# Video: Real-World Simultaneous Equations

Michael bought 3 muffins and 2 cookies for \$3.30, while James bought 2 muffins and 5 cookies for \$5.50. Work out the price of a single muffin and a single cookie.

02:48

### Video Transcript

Michael bought three muffins and two cookies for three dollars 30, while James bought two muffins and five cookies for five dollars 50. Work out the price of a single muffin and a single cookie.

If we let a single muffin equal 𝑥 and a single cookie equal 𝑦, we can set up two equations. Firstly, as Michael bought three muffins and two cookies, we can say that three 𝑥 plus two 𝑦 equals 330, as it cost him three dollars 30 or 330 cents.

In the same way, James bought two muffins and five cookies. And this cost him five dollars 50 or 550 cents. Therefore, two 𝑥 plus five 𝑦 equals 550. We now have a pair of simultaneous equations which we can solve in order to work out the value of 𝑥, a muffin, and 𝑦, a cookie.

If we multiply the top equation by two and the bottom equation by three, we can make the 𝑥 coefficients the same. Three 𝑥 multiplied by two is six 𝑥. Two 𝑦 multiplied by two is four 𝑦. And 330 multiplied by two is 660.

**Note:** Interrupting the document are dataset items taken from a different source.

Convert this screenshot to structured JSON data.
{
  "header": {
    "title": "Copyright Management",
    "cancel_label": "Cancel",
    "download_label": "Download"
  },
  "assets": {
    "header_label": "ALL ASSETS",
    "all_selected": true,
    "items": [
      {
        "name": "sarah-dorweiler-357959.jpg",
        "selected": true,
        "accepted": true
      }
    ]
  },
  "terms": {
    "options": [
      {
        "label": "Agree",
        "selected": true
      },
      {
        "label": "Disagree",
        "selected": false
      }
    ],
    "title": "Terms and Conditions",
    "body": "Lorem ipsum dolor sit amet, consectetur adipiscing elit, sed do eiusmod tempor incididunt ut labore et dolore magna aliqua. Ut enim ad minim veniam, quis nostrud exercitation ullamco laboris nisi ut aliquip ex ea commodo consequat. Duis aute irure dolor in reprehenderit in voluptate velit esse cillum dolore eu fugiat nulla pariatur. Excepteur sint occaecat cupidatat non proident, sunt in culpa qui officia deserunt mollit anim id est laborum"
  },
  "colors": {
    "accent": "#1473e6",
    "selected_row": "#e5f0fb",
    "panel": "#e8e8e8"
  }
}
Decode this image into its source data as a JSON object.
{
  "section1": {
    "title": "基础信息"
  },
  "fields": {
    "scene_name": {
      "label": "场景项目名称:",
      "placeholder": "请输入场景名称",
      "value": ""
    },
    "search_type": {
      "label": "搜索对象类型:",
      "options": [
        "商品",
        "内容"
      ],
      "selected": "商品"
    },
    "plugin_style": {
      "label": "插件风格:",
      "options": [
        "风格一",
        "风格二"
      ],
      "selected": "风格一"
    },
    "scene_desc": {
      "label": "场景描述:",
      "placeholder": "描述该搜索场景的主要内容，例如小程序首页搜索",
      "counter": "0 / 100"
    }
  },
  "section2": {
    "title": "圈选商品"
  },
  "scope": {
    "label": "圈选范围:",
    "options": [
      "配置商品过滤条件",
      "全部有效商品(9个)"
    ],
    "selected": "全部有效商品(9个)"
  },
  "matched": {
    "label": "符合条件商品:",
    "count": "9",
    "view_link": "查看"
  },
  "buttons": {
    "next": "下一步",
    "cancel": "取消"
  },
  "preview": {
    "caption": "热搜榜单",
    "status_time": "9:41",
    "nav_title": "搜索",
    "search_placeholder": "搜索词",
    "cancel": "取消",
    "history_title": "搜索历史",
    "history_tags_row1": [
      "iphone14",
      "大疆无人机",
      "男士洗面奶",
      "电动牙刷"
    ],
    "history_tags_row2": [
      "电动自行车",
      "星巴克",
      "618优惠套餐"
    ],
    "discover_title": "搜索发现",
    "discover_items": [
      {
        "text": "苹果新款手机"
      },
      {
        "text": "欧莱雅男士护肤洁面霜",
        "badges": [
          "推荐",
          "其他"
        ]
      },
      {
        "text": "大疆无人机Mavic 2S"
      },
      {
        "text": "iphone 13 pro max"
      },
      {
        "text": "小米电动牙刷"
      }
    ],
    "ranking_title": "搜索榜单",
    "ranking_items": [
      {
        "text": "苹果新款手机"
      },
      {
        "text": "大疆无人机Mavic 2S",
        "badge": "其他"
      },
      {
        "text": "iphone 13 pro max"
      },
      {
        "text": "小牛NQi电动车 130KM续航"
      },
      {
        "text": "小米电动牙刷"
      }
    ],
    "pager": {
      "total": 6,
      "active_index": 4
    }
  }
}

In the same way, two 𝑥 multiplied by three is six 𝑥. Five 𝑦 multiplied by three is 15 𝑦. And 550 multiplied by three is 1650. Subtracting equation one from equation two gives us 11 𝑦 equals 990.

If we divide both sides of this equation by 11, we are left with a value for 𝑦 equal to 90 cents. Therefore, a single cookie cost 90 cents. Substituting this value for 𝑦 into the top equation will allow us to calculate 𝑥.

Three 𝑥 plus two multiplied by 90 is equal to 330. As two multiplied by 90 is 180, we are left with three 𝑥 plus 180 equals 330. Subtracting 180 from both sides of this gives us three 𝑥 equals 150.

And finally, dividing by three gives us a value for 𝑥 of 50 cents. The muffin costs 50 cents. Therefore, our overall solution to the question is that a single muffin cost 50 cents and a single cookie cost 90 cents.